L’Europe des lumières n’est plus un modèle convaincant
Les grilles de lecture de la France à gauche comme à droite ne sont plus opérantes. On a toujours la même vision de l’Afrique. De façon constante on maintient les mêmes critères pour monter des projets avec des exigences éthiques, démocratiques, inclusives, égalitaires hommes-femmes, droits de l’homme. Or les Africains observent qu’en France ces valeurs ne sont pas toujours respectées et les injustices sont toujours là. Il y a une crise de la démocratie partout dans le monde. L’élection de Trump comme celle de Bolsonaro n’ont pas entraîné d’intervention militaire de la France malgré les menaces qu’elles faisaient peser sur la démocratie. Le droit à l’avortement est menacé. L’Europe des lumières n’est plus un modèle convaincant. Il y a de plus en plus d’écart entre les valeurs occidentales universellement proclamées et la réalité. L’Europe n’est pas un ensemble homogène ; elle se provincialise. Elle n’est plus capable de porter un projet universel. Poutine est très populaire en Afrique ; son modèle attire.
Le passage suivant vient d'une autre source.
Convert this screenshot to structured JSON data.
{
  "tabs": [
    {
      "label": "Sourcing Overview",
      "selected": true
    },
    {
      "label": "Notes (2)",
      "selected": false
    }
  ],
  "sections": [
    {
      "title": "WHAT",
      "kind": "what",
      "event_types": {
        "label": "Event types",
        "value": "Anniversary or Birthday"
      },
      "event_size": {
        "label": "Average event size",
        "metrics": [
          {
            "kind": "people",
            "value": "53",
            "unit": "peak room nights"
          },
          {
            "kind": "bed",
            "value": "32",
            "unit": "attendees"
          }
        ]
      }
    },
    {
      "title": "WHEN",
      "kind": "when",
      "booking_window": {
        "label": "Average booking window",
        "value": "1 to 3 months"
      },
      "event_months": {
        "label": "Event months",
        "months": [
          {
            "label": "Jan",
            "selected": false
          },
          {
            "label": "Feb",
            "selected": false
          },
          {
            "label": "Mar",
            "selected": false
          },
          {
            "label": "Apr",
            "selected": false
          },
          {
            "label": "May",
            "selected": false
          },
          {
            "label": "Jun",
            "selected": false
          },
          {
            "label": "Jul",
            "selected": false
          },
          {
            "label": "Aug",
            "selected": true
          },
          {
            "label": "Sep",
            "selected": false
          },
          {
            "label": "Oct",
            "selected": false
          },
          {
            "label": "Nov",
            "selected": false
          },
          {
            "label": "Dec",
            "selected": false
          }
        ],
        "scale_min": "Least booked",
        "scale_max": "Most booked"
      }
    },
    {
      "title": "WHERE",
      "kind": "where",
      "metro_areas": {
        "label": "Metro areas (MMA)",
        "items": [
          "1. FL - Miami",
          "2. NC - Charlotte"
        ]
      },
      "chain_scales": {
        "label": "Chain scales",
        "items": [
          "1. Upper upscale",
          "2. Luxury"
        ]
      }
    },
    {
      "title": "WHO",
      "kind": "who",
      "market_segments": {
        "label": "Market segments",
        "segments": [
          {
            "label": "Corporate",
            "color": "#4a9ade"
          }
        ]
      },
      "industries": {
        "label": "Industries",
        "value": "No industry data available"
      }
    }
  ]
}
L’intervention militaire est un leg de la colonisation
La question coloniale n’a pas encore été analysée en profondeur. On ne sait pas trop pourquoi ola France intervient militairement en Afrique. Les accords de défense que l’on invoque, n’ont été discutés au Parlement, ni en France ni en Afrique. On n’en connait pas le contenu.
Exemple du Tchad en 2008. La France intervient pendant la guerre civile et envoie des hélicoptères, fournit des munitions pour sauver le régime peu démocratique d’Idriss Déby. Est-ce légitime ? Pourquoi défendre une dictature ?
Ces évènements mettent à mal la politique étrangère de la France. Ils entraînent de la défiance. On courtise l’Arabie saoudite régime autoritaire et on sanctionne le Togo[1]. La France n’a pas la même politique pour les régimes forts et pour les régimes faibles. Cela entraîne en Afrique une colère envers la France.

Le traitement médiatique et le débat public sont tout à fait insuffisants

Il y a eu cette semaine 400 morts au Kivu[2]. Aucune information dans les médias français. La TV n’en a pas parlé. On en conclut que tous les morts ne se valent pas. L’indifférence des médias aux problèmes africains façonnent l’opinion. Les vraies questions ne sont pas posées.
Le 11 janvier 2013 la France intervenait militairement au Mali. C’est en juin seulement qu’il y a eu un débat à l’Assemblée nationale. La couverture médiatique de la guerre en Ukraine est sans comparaison. On a laissé le sujet des opérations extérieures en Afrique aux politiques et aux militaires. C’est une sorte de huit clos.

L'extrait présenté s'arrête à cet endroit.